Perspectivas 2006 – Alfredo Setúbal

Edição 166

Influência externa domina o cenário

Nos últimos anos, o Brasil vem recebendo a influência de um choque externo positivo que tem definido, de forma geral, a tendência da situação macroeconômica e também dos mercados. A ocorrência de um cenário de elevado crescimento mundial, com ampliação da corrente de comércio e liquidez abundante tem possibilitado a melhora acentuada dos indicadores de solvência externa brasileiros – bem como da maior parte das economias emergentes – e deslocado o risco país para seus mais baixos patamares históricos.
O impacto positivo da correta gestão macroeconômica doméstica não deve ser desprezado, mas a própria estabilidade recente dos mercados durante momentos agudos da crise política parece atestar que a influência externa é mesmo dominante.

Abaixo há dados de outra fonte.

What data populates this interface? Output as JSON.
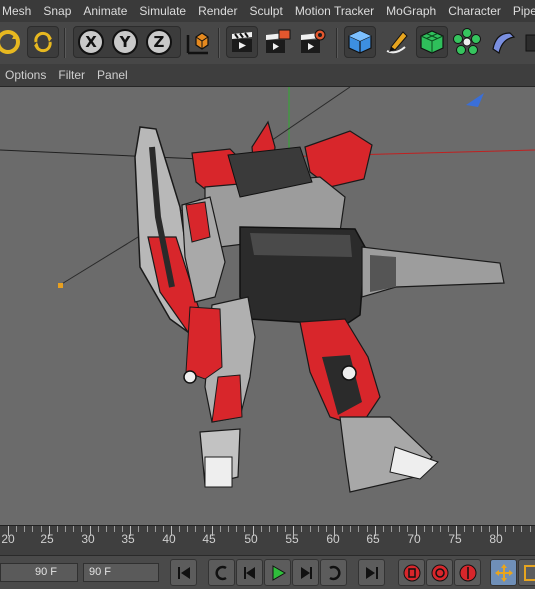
{
  "menubar": {
    "items": [
      "Mesh",
      "Snap",
      "Animate",
      "Simulate",
      "Render",
      "Sculpt",
      "Motion Tracker",
      "MoGraph",
      "Character",
      "Pipeline"
    ]
  },
  "toolbar": {
    "axis_x": "X",
    "axis_y": "Y",
    "axis_z": "Z"
  },
  "viewport_menu": {
    "items": [
      "Options",
      "Filter",
      "Panel"
    ]
  },
  "timeline": {
    "labels": [
      "20",
      "25",
      "30",
      "35",
      "40",
      "45",
      "50",
      "55",
      "60",
      "65",
      "70",
      "75",
      "80"
    ]
  },
  "transport": {
    "frame_field_1": "90 F",
    "frame_field_2": "90 F"
  },
  "colors": {
    "viewport_bg": "#6b6b6b",
    "robot_red": "#d8262b",
    "robot_gray": "#a9a9a9",
    "axis_x_red": "#d02020",
    "axis_y_green": "#2fae2f",
    "accent_blue": "#3a6fd8"
  }
}
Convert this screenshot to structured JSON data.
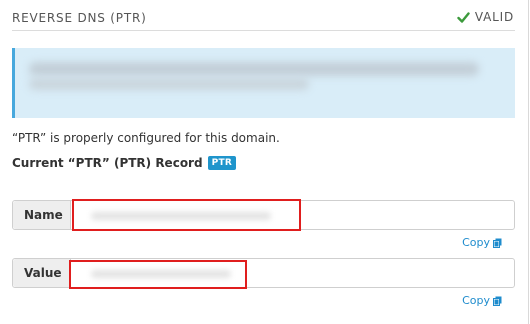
{
  "header": {
    "title": "REVERSE DNS (PTR)",
    "status_label": "VALID",
    "status_icon": "checkmark-icon",
    "status_color": "#3c9a3c"
  },
  "info_box": {
    "accent_color": "#47a8dd",
    "background_color": "#d9edf8"
  },
  "message": "“PTR” is properly configured for this domain.",
  "record": {
    "label": "Current “PTR” (PTR) Record",
    "badge": "PTR",
    "badge_color": "#1f95cc"
  },
  "fields": {
    "name": {
      "label": "Name",
      "value": "",
      "copy_label": "Copy",
      "copy_icon": "copy-icon"
    },
    "value": {
      "label": "Value",
      "value": "",
      "copy_label": "Copy",
      "copy_icon": "copy-icon"
    }
  },
  "redaction_color": "#e01e1e",
  "link_color": "#1f8ccd"
}
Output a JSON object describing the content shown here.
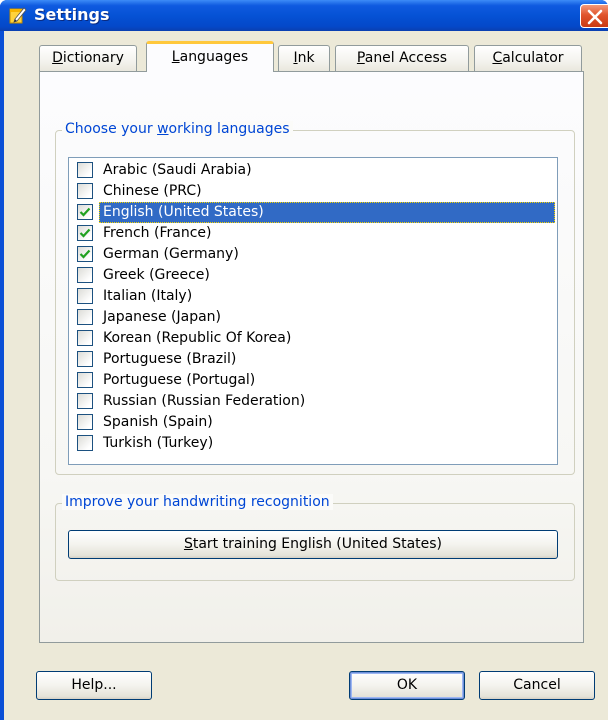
{
  "window": {
    "title": "Settings"
  },
  "tabs": [
    {
      "label": "Dictionary",
      "accel": "D",
      "rest": "ictionary",
      "active": false
    },
    {
      "label": "Languages",
      "accel": "L",
      "rest": "anguages",
      "active": true
    },
    {
      "label": "Ink",
      "accel": "I",
      "rest": "nk",
      "active": false
    },
    {
      "label": "Panel Access",
      "accel": "P",
      "rest": "anel Access",
      "active": false
    },
    {
      "label": "Calculator",
      "accel": "C",
      "rest": "alculator",
      "active": false
    }
  ],
  "languages_group": {
    "legend_before": "Choose your ",
    "legend_accel": "w",
    "legend_after": "orking languages",
    "items": [
      {
        "label": "Arabic (Saudi Arabia)",
        "checked": false,
        "selected": false
      },
      {
        "label": "Chinese (PRC)",
        "checked": false,
        "selected": false
      },
      {
        "label": "English (United States)",
        "checked": true,
        "selected": true
      },
      {
        "label": "French (France)",
        "checked": true,
        "selected": false
      },
      {
        "label": "German (Germany)",
        "checked": true,
        "selected": false
      },
      {
        "label": "Greek (Greece)",
        "checked": false,
        "selected": false
      },
      {
        "label": "Italian (Italy)",
        "checked": false,
        "selected": false
      },
      {
        "label": "Japanese (Japan)",
        "checked": false,
        "selected": false
      },
      {
        "label": "Korean (Republic Of Korea)",
        "checked": false,
        "selected": false
      },
      {
        "label": "Portuguese (Brazil)",
        "checked": false,
        "selected": false
      },
      {
        "label": "Portuguese (Portugal)",
        "checked": false,
        "selected": false
      },
      {
        "label": "Russian (Russian Federation)",
        "checked": false,
        "selected": false
      },
      {
        "label": "Spanish (Spain)",
        "checked": false,
        "selected": false
      },
      {
        "label": "Turkish (Turkey)",
        "checked": false,
        "selected": false
      }
    ]
  },
  "training_group": {
    "legend": "Improve your handwriting recognition",
    "button_accel": "S",
    "button_rest": "tart training English (United States)"
  },
  "buttons": {
    "help": "Help...",
    "ok": "OK",
    "cancel": "Cancel"
  },
  "colors": {
    "titlebar": "#0552d5",
    "selection": "#316ac5",
    "checkmark": "#21a121",
    "legend_text": "#0046d5",
    "active_tab_accent": "#ffc83c",
    "close_button": "#e0542c"
  }
}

A formulação de um cenário para o Brasil em 2006 exige, portanto, a definição de parâmetros relativos ao ambiente internacional. Sempre uma atividade que incorpora elevado risco de erro. Mas que, cada vez mais, se mostra inevitável.
Projeções divulgadas pelo FMI apontam para uma desaceleração apenas marginal do crescimento global no próximo ano, para níveis ainda muito elevados, em torno dos 3,5%. Com contribuição ainda positiva da China, que cresce de maneira acentuada e pressiona para baixo os preços dos produtos industrializados, pelo baixo custo de mão de obra resultante da contínua incorporação de trabalhadores à economia de mercado. Como conseqüência, as pressões inflacionárias derivadas da alta das commodities são parcialmente compensadas e os graus de liberdade na gestão de política monetária, preservados.

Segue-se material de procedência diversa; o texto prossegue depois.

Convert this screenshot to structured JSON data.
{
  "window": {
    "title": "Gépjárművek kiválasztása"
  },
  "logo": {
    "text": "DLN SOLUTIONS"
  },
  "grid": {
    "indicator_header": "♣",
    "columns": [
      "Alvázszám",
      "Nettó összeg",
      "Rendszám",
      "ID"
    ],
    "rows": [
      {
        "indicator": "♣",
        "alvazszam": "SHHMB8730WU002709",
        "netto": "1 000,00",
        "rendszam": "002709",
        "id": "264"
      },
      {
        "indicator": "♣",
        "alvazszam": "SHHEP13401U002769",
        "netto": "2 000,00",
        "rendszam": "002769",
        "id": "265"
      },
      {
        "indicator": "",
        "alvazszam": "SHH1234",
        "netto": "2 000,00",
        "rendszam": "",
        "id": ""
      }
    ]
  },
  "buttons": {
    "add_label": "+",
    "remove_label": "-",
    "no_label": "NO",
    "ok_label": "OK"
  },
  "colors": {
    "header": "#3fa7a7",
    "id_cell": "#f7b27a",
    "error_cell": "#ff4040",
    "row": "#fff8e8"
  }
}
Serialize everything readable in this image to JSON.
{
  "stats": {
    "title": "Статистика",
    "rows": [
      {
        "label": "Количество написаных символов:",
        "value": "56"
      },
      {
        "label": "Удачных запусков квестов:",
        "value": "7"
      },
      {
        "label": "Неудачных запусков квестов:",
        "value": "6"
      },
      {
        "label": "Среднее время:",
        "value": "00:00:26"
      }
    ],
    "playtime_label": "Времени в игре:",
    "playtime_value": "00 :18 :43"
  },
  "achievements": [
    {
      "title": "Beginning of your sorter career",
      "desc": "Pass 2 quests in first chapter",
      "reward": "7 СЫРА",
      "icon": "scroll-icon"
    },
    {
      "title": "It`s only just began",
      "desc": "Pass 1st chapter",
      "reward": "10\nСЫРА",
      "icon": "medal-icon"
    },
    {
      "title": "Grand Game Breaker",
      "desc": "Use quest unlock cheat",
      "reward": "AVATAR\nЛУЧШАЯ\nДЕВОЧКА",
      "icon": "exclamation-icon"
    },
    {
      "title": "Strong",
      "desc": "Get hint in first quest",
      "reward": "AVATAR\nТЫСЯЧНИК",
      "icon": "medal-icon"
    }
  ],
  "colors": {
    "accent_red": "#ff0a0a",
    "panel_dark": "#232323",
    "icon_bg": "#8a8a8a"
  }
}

Os juros americanos (Fed Funds) tendem a continuar subindo de forma gradual, retornando a patamares próximos a seu equilíbrio de longo prazo (em torno de 5% nominais). Trata-se de um movimento que reduz a liquidez excedente no mercado, mas que tem pouca probabilidade de ocorrer de maneira abrupta.
A saída de Alan Greenspan da Presidência do Fed após 18 anos traz algum potencial de ruído. Mas a escolha de Ben Bernanke para substituí-lo visa justamente sinalizar continuidade e, por ter sido amplamente antecipada pelos mercados, reduz a probabilidade de choques maiores.

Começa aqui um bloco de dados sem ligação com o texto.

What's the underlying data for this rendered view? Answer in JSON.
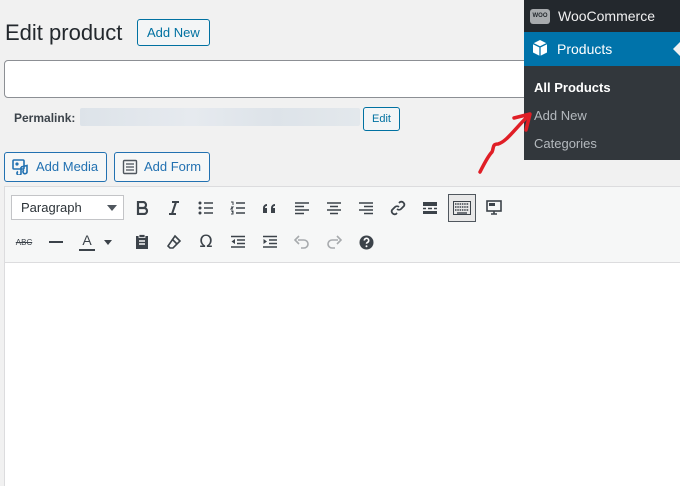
{
  "header": {
    "title": "Edit product",
    "add_new_label": "Add New"
  },
  "title_field": {
    "value": "",
    "placeholder": ""
  },
  "permalink": {
    "label": "Permalink:",
    "edit_label": "Edit"
  },
  "media_buttons": {
    "add_media": "Add Media",
    "add_form": "Add Form"
  },
  "editor": {
    "format_select": "Paragraph",
    "toolbar_row1": [
      "bold",
      "italic",
      "bulleted-list",
      "numbered-list",
      "blockquote",
      "align-left",
      "align-center",
      "align-right",
      "insert-link",
      "read-more",
      "toolbar-toggle",
      "distraction-free"
    ],
    "toolbar_row2": [
      "strikethrough",
      "horizontal-line",
      "text-color",
      "paste-as-text",
      "clear-formatting",
      "special-character",
      "decrease-indent",
      "increase-indent",
      "undo",
      "redo",
      "keyboard-shortcuts"
    ],
    "icon_labels": {
      "strikethrough": "ABC",
      "text_color": "A",
      "special_char": "Ω"
    }
  },
  "admin_menu": {
    "woocommerce_label": "WooCommerce",
    "woo_logo_text": "WOO",
    "products_label": "Products",
    "submenu": [
      {
        "label": "All Products",
        "current": true
      },
      {
        "label": "Add New",
        "current": false
      },
      {
        "label": "Categories",
        "current": false
      }
    ]
  },
  "colors": {
    "admin_bg": "#23282d",
    "submenu_bg": "#32373c",
    "active_menu": "#0073aa",
    "button_blue": "#0071a1",
    "annotation_red": "#e01e26"
  }
}
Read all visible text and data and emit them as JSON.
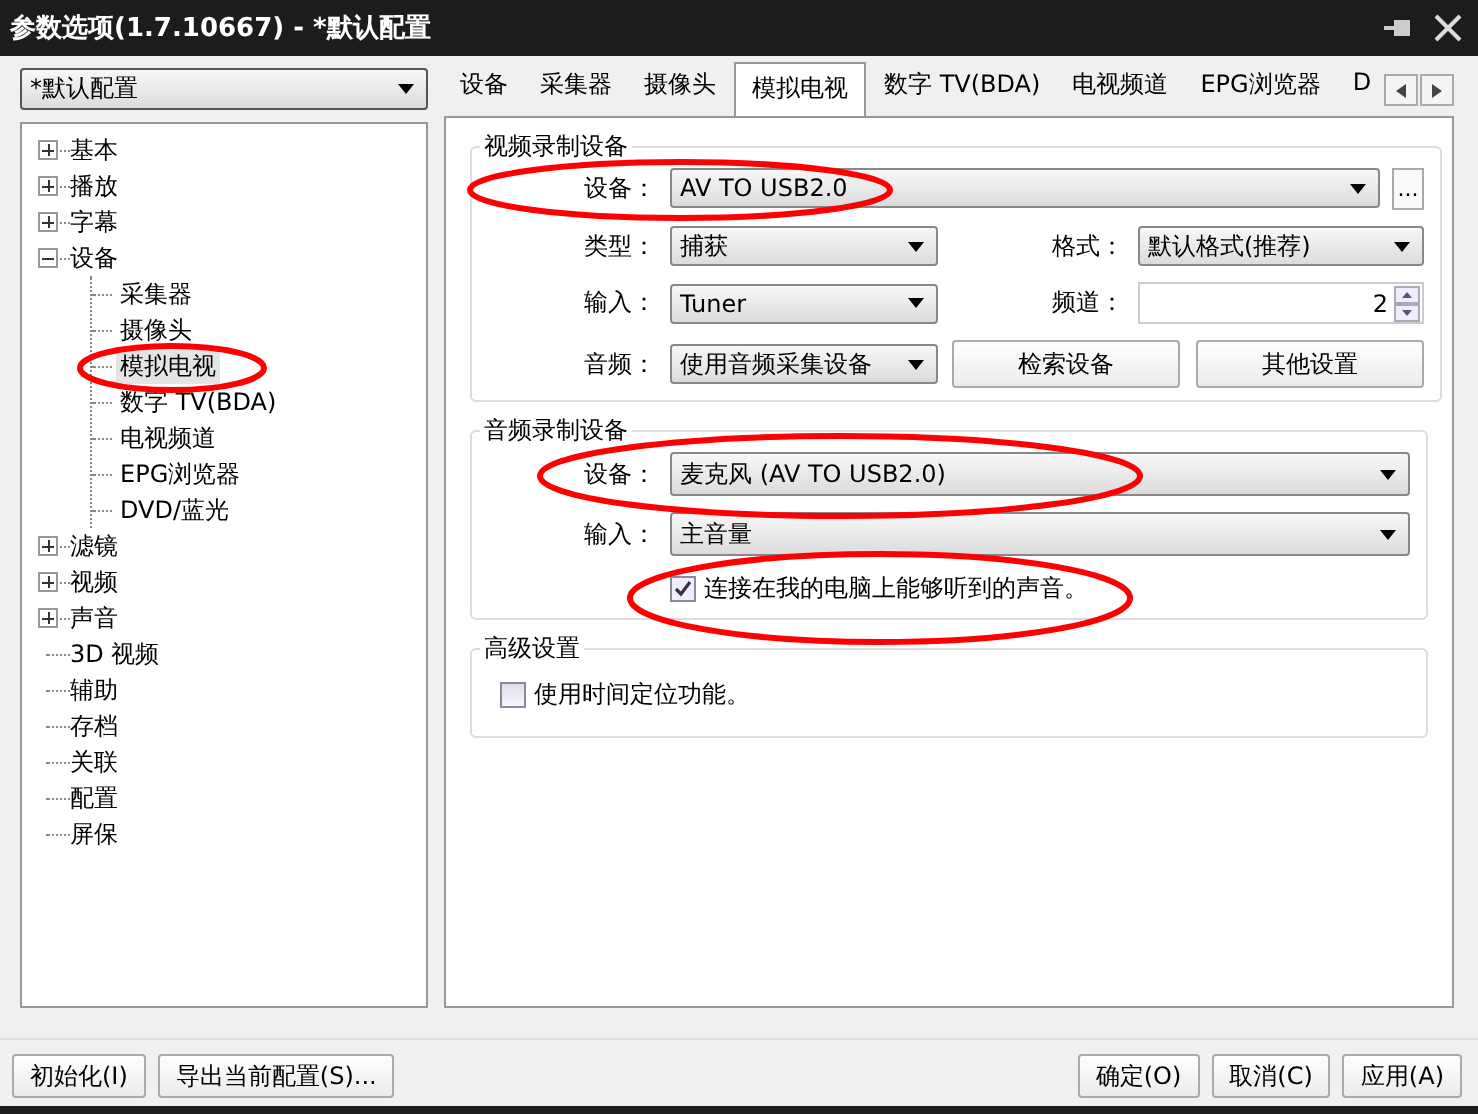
{
  "window": {
    "title": "参数选项(1.7.10667) - *默认配置"
  },
  "profile_select": {
    "value": "*默认配置"
  },
  "tree": [
    {
      "label": "基本",
      "expanded": false,
      "selected": false
    },
    {
      "label": "播放",
      "expanded": false,
      "selected": false
    },
    {
      "label": "字幕",
      "expanded": false,
      "selected": false
    },
    {
      "label": "设备",
      "expanded": true,
      "selected": false,
      "children": [
        {
          "label": "采集器",
          "selected": false
        },
        {
          "label": "摄像头",
          "selected": false
        },
        {
          "label": "模拟电视",
          "selected": true
        },
        {
          "label": "数字 TV(BDA)",
          "selected": false
        },
        {
          "label": "电视频道",
          "selected": false
        },
        {
          "label": "EPG浏览器",
          "selected": false
        },
        {
          "label": "DVD/蓝光",
          "selected": false
        }
      ]
    },
    {
      "label": "滤镜",
      "expanded": false,
      "selected": false
    },
    {
      "label": "视频",
      "expanded": false,
      "selected": false
    },
    {
      "label": "声音",
      "expanded": false,
      "selected": false
    },
    {
      "label": "3D 视频",
      "selected": false
    },
    {
      "label": "辅助",
      "selected": false
    },
    {
      "label": "存档",
      "selected": false
    },
    {
      "label": "关联",
      "selected": false
    },
    {
      "label": "配置",
      "selected": false
    },
    {
      "label": "屏保",
      "selected": false
    }
  ],
  "tabs": [
    {
      "label": "设备",
      "selected": false
    },
    {
      "label": "采集器",
      "selected": false
    },
    {
      "label": "摄像头",
      "selected": false
    },
    {
      "label": "模拟电视",
      "selected": true
    },
    {
      "label": "数字 TV(BDA)",
      "selected": false
    },
    {
      "label": "电视频道",
      "selected": false
    },
    {
      "label": "EPG浏览器",
      "selected": false
    },
    {
      "label": "D",
      "selected": false
    }
  ],
  "video_group": {
    "title": "视频录制设备",
    "device": {
      "label": "设备：",
      "value": "AV TO USB2.0",
      "browse": "..."
    },
    "type": {
      "label": "类型：",
      "value": "捕获"
    },
    "format": {
      "label": "格式：",
      "value": "默认格式(推荐)"
    },
    "input": {
      "label": "输入：",
      "value": "Tuner"
    },
    "channel": {
      "label": "频道：",
      "value": "2"
    },
    "audio": {
      "label": "音频：",
      "value": "使用音频采集设备"
    },
    "buttons": [
      "检索设备",
      "其他设置"
    ]
  },
  "audio_group": {
    "title": "音频录制设备",
    "device": {
      "label": "设备：",
      "value": "麦克风 (AV TO USB2.0)"
    },
    "input": {
      "label": "输入：",
      "value": "主音量"
    },
    "checkbox": {
      "label": "连接在我的电脑上能够听到的声音。",
      "checked": true
    }
  },
  "advanced_group": {
    "title": "高级设置",
    "checkbox": {
      "label": "使用时间定位功能。",
      "checked": false
    }
  },
  "footer": {
    "left_buttons": [
      "初始化(I)",
      "导出当前配置(S)..."
    ],
    "right_buttons": [
      "确定(O)",
      "取消(C)",
      "应用(A)"
    ]
  }
}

Em síntese: embora existam riscos importantes que devem ser monitorados, em especial relativos à continua ampliação do déficit externo americano, à valorização dos imóveis nos EUA e a eventuais pressões inflacionárias decorrentes da alta dos preços de commodities, a hipótese mais provável, e que deve ser incorporada ao cenário básico, é mesmo a de continuidade da influência externa benigna, que traz como conseqüência a perspectiva de manutenção do risco emergente em patamares equivalentes, ou mesmo inferiores, aos atuais. Um “pano de fundo” favorável para o Brasil, que sustenta a formação de um cenário otimista para o país em 2006.
Acho importante ressaltar: o ano de 2005 foi muito pobre, no que diz respeito à evolução de uma agenda de reformas estruturais. A “dominância” da crise política durante o segundo semestre tornou praticamente inviável a evolução – e mesmo o encaminhamento, pelo governo – de medidas complementares no âmbito fiscal e de competitividade do país.
Assim, embora a turbulência política tenha tido pouca influência sobre os mercados, apresentou um custo bem mais elevado quando analisamos seu impacto sobre a agenda do Congresso. E o que é mais importante: em 2006, ano eleitoral, com campanha acirrada e ainda sob o ambiente de crise, a expectativa de evolução de uma agenda legislativa positiva deve ser ainda menor.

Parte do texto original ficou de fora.